A denominação dessas estruturas naturais provém da fusão de duas palavras,
ou seja de “ice” (gelo em inglês) e “berg” (montanha, tanto em sueco quanto em
alemão). São enormes blocos, ou imensas massas de gelo que se desprendem de
geleiras existentes nas regiões polares. Algumas dessas estruturas, que podem
ter tanto formato cônico quanto piramidal (o mais comum) constituídas, basicamente, de água doce em
estado sólido, têm dimensões extraordinárias. Há alguns anos, por exemplo, um
iceberg de tamanho comparável ao Estado norte-americano do Texas chegou a
ameaçar a navegação em águas próximas à Antártida, até que viesse a se
derreter. Felizmente, nenhuma embarcação, de qualquer espécie ou tamanho, se
chocou com ele.
O iceberg que vitimou o Titanic tinha, na superfície, altura estimada de
trinta metros, equivalente à de um prédio de dez andares. Todavia, sua base
teria trezentos metros, já que a parte submersa é, geralmente, dez vezes maior
do que a visível acima da linha de água. E sua profundidade, via de regra, é
imensa. Uma colisão com essas “gélidas montanhas” tende a ser fatal. Embora
constituídas de água em um de seus estados, no caso o sólido, são mais
resistentes do que o mais forte dos concretos e do que o ferro e o aço.

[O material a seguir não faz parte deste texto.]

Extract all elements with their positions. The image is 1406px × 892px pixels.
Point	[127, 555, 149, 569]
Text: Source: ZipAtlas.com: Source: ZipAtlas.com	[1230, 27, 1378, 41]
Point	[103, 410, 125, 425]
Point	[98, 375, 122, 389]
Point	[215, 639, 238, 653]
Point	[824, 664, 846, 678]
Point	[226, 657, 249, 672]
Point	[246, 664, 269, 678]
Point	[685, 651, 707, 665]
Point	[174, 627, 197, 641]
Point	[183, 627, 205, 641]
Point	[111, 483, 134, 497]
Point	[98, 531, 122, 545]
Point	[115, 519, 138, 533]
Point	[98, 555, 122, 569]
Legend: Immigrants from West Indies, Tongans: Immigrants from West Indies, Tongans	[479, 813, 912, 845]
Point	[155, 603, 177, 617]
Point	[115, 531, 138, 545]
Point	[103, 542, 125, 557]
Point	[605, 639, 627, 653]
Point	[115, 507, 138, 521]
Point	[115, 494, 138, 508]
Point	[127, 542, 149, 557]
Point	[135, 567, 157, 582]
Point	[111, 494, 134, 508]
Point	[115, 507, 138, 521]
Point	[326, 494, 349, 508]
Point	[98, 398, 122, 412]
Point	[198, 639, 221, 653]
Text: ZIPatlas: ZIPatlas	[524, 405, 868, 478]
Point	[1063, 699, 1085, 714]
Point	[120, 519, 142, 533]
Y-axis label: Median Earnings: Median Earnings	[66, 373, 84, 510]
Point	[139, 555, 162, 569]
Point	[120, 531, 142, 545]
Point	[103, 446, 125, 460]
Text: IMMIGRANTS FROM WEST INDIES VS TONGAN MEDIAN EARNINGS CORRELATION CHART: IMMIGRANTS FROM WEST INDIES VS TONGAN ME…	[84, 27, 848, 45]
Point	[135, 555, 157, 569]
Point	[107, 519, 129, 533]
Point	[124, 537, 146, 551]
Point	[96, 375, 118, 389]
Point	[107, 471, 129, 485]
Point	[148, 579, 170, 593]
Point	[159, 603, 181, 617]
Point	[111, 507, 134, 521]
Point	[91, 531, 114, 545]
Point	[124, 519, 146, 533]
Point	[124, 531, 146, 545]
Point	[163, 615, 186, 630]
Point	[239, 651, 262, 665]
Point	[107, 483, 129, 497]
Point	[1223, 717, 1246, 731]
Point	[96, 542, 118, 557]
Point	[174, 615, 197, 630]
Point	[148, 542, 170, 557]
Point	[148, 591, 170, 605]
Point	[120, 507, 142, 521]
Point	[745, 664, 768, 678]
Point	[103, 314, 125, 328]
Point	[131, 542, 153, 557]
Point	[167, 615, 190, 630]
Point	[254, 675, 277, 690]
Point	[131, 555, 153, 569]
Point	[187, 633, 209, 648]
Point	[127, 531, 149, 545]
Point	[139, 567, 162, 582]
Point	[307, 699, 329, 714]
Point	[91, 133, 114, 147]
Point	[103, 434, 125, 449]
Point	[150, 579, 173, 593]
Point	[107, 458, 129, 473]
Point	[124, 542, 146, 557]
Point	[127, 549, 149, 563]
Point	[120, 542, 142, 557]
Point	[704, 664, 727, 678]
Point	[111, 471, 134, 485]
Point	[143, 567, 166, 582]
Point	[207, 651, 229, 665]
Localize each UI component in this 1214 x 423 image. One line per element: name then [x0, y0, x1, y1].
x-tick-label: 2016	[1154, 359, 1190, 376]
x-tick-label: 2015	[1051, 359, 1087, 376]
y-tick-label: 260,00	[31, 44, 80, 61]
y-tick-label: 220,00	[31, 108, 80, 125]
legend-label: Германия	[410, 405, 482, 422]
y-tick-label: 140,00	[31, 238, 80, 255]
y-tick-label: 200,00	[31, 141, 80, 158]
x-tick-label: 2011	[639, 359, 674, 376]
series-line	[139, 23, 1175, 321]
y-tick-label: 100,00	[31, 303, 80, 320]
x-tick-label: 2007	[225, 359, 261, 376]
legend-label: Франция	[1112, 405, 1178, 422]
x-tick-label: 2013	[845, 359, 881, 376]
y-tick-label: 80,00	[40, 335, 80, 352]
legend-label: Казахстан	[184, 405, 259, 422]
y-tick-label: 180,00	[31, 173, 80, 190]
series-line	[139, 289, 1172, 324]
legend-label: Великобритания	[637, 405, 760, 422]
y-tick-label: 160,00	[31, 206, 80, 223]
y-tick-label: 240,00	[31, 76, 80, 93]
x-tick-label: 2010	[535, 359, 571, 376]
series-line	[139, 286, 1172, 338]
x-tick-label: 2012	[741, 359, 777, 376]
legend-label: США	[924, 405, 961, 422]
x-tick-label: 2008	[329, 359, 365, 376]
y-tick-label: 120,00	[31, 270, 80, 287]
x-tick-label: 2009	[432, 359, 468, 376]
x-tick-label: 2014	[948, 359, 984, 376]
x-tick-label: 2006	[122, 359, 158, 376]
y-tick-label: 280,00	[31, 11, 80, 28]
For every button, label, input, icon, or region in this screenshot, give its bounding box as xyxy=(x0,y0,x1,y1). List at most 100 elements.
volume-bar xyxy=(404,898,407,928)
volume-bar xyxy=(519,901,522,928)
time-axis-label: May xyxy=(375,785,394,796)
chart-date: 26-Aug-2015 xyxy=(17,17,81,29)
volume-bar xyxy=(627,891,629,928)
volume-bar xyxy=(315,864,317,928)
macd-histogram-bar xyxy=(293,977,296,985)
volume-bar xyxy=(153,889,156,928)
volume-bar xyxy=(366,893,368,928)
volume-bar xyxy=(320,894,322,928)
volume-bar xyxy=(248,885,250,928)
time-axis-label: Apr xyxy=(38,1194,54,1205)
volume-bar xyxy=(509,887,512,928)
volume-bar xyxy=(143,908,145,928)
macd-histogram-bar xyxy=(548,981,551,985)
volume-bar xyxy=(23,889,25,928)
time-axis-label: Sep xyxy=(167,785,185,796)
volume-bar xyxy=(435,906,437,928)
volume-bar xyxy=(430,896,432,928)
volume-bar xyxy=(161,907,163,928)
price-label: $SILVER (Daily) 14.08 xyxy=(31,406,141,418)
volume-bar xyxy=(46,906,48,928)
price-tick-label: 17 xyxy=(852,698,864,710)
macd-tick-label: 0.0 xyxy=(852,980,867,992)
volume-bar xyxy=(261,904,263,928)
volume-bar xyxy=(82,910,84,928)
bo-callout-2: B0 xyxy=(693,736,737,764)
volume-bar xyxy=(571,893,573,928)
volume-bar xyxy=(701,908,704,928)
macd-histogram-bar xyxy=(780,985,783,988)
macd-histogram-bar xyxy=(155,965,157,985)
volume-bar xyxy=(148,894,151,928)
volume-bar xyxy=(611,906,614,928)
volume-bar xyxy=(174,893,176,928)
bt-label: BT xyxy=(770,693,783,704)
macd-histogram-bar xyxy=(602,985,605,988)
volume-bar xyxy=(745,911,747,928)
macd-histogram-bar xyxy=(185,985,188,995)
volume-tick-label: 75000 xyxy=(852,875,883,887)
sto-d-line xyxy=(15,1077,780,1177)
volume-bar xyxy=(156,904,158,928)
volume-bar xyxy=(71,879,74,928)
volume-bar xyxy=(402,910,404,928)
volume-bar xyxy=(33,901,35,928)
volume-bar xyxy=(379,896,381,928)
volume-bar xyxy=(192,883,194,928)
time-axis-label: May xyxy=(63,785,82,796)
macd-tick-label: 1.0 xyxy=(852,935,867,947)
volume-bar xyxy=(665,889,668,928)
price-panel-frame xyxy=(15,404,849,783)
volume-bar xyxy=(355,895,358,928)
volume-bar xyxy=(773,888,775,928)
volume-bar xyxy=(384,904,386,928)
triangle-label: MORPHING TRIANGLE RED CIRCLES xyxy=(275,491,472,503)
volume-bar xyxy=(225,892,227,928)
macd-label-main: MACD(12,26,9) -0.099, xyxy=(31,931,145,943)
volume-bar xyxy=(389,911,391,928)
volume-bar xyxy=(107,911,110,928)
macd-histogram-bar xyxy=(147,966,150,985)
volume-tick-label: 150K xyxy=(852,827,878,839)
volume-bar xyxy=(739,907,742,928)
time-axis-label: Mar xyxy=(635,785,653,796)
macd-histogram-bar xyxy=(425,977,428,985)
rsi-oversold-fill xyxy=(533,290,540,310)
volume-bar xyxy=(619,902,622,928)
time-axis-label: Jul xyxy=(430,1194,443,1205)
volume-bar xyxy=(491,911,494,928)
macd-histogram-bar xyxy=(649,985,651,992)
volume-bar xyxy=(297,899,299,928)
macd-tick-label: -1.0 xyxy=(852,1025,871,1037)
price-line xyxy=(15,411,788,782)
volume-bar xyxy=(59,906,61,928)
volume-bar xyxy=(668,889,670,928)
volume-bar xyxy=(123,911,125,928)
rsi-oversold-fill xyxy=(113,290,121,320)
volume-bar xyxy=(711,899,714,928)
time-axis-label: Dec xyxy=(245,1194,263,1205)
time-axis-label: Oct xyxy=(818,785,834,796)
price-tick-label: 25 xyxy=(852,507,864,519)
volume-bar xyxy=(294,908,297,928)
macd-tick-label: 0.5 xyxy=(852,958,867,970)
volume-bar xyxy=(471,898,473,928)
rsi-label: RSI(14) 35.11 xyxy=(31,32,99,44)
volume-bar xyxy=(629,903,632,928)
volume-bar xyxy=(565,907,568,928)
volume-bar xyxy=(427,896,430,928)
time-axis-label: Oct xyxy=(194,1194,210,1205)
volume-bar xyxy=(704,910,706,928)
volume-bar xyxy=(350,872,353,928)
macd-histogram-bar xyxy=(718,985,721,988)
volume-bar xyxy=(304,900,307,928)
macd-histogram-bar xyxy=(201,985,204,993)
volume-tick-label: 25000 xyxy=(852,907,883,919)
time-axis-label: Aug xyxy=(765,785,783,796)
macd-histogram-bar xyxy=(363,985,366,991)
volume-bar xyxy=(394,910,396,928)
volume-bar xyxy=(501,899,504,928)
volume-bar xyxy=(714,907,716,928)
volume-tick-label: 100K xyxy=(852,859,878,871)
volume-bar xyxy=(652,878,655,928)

Os icebergs singram mares, próximos aos pólos norte e sul, não raro por
vários meses, até que se dissolvam por completo nas águas do oceano. Esse
período de dissolução varia muito, de acordo com seu tamanho, formato etc.
Viram quanta informação esse naufrágio gerou? E o que tratei até agora é um
quase nada sobre as circunstâncias e consequências desse já centenário
desastre, se comparado com o que já se escreveu a propósito e com o que ainda
poderia ser escrito e que provavelmente o será.